Imagining, however, is not enough. San Diego’s arts lovers need to take things into their own hands (maybe with some coordination from a gutsy Performing Arts League). In an interview, Mark Chaisson told me that the League’s own survey shows that every group creates its own identity and its own market, but the city has no sense of “the arts community.”
Even a cultural capital like New York had trouble with arts visibility, until Broadway singers and dancers and other artists took to performing in the streets a few years ago.
Arts lovers can demand (in person) adequate coverage of the arts by appearing at the offices of the local press (all newspapers, television, radio). They can look for an angel – or join forces themselves – to launch a monthly print and online publication with real arts reporting.
Because the U-T has the most substantial coverage of the arts, it has unreasonable power in the arts community and among audiences. Lavin says the paper has increased its arts coverage by 30 percent, but arts gets space on (at best) four days; socially and morally-challenged sports gets a daily section. This belies Lavin’s description of publisher David Copley as “one of the leading local supporters of the visual and performing arts.”

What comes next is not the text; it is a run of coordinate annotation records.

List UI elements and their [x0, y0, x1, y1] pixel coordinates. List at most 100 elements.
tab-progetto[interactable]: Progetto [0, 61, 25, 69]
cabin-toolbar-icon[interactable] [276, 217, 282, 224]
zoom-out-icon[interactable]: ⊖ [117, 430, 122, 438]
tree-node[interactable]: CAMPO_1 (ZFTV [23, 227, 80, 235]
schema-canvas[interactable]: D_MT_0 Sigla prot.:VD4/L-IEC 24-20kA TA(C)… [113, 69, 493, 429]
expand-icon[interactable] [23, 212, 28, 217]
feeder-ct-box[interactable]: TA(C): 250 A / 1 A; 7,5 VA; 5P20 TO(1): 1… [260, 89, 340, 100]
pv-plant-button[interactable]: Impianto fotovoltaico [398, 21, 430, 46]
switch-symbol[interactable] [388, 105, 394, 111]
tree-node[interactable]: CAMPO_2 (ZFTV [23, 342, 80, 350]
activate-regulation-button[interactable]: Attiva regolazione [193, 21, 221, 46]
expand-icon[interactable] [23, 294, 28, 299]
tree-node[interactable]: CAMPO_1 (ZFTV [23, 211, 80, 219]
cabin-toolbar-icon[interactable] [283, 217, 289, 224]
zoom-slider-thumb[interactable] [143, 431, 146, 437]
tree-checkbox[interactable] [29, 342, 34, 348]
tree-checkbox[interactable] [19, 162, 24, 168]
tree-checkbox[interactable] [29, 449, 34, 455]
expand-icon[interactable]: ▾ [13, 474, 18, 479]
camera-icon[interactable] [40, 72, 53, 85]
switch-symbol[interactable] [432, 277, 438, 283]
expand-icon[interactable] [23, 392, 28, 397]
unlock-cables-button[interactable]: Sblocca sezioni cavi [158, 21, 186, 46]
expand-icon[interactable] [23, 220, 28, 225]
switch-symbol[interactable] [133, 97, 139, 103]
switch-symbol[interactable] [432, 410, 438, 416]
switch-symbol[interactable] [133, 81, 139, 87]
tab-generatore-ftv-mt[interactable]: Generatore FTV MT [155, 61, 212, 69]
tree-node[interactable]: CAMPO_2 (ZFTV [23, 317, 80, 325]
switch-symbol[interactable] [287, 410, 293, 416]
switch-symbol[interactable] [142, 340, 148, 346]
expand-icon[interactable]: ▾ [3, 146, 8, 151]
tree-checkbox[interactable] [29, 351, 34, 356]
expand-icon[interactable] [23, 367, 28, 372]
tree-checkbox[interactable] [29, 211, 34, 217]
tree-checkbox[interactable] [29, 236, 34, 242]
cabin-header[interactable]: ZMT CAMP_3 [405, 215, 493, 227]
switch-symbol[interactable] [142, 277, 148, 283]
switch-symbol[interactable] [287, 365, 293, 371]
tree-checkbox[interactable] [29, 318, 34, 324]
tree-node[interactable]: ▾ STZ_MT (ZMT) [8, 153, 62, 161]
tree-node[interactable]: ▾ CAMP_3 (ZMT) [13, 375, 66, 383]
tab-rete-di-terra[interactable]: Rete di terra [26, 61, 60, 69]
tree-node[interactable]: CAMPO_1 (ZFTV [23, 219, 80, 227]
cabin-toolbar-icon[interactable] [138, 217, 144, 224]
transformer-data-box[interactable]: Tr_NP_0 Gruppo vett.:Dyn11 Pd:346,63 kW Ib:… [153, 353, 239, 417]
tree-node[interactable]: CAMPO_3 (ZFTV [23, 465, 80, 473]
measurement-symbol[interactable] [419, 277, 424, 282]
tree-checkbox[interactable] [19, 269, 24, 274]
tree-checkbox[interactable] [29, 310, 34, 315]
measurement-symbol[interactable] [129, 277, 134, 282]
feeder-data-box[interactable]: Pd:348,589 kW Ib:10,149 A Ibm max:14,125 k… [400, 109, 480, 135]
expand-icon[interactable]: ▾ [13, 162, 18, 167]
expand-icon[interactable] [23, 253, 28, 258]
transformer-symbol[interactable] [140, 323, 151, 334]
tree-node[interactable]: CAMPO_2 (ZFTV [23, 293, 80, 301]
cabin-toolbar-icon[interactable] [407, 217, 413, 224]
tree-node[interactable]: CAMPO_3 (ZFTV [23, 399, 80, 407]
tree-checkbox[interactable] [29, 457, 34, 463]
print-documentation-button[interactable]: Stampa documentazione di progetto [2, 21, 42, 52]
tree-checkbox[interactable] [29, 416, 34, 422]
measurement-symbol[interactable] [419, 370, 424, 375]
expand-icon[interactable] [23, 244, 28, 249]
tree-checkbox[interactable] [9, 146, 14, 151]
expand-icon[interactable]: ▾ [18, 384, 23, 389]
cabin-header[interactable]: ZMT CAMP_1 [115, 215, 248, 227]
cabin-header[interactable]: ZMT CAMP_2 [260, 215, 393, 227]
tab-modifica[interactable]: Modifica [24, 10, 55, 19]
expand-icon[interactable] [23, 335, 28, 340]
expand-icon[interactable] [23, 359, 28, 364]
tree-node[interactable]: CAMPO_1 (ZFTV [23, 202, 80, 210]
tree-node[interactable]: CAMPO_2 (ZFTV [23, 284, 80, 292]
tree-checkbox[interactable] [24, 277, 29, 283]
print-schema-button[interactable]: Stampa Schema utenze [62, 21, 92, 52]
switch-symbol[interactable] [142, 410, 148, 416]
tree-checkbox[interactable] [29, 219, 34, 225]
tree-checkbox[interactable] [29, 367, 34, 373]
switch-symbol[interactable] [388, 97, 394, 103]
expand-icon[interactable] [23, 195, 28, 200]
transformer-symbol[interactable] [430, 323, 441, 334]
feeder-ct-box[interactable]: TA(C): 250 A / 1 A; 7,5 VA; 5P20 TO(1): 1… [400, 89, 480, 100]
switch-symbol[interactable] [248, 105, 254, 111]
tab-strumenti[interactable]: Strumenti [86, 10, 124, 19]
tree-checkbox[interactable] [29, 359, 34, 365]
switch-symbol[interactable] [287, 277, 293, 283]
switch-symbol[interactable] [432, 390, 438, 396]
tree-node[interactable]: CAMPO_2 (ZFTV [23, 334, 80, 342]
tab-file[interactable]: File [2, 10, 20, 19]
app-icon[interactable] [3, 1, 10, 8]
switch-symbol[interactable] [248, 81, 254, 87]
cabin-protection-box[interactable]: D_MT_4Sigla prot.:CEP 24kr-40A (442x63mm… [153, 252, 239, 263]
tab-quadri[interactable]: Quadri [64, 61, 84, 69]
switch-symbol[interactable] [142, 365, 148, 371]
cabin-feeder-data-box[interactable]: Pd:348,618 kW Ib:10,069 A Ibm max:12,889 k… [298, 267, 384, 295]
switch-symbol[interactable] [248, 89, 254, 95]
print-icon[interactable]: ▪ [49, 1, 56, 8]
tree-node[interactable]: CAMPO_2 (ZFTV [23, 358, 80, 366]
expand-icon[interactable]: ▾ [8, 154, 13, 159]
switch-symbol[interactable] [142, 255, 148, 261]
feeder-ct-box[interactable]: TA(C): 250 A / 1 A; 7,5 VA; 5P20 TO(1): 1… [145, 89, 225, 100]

San Diego can muster an army of volunteers to appear at every meeting where a new stadium is being discussed. Make loud and embarrassing noises. Carry a barf bag and wave it every time you hear the word “stadium.” (Arts managers should not try this if they want to keep their jobs.)
Susan Mallory, the chair of the Chamber of Commerce’s Arts, Business and Culture Committee, says that the group is strengthening ties to the business community with increased arts writing for Chamber publications, more representation of arts at Chamber meetings. Nice – but show us the money; get us a new concert hall, not a new (barf bag waving) “stadium.”
When people in the arts – managers, donors, and patrons – abandon the soul-stealing, salute-the-status-quo attitude that plagues the civic life of this military town, a leader will emerge.
Just checked Art and Sol again. Nothing has changed. Hell, maybe I’ll just stay home and watch “Ugly Betty” and “Battlestar Galactica.”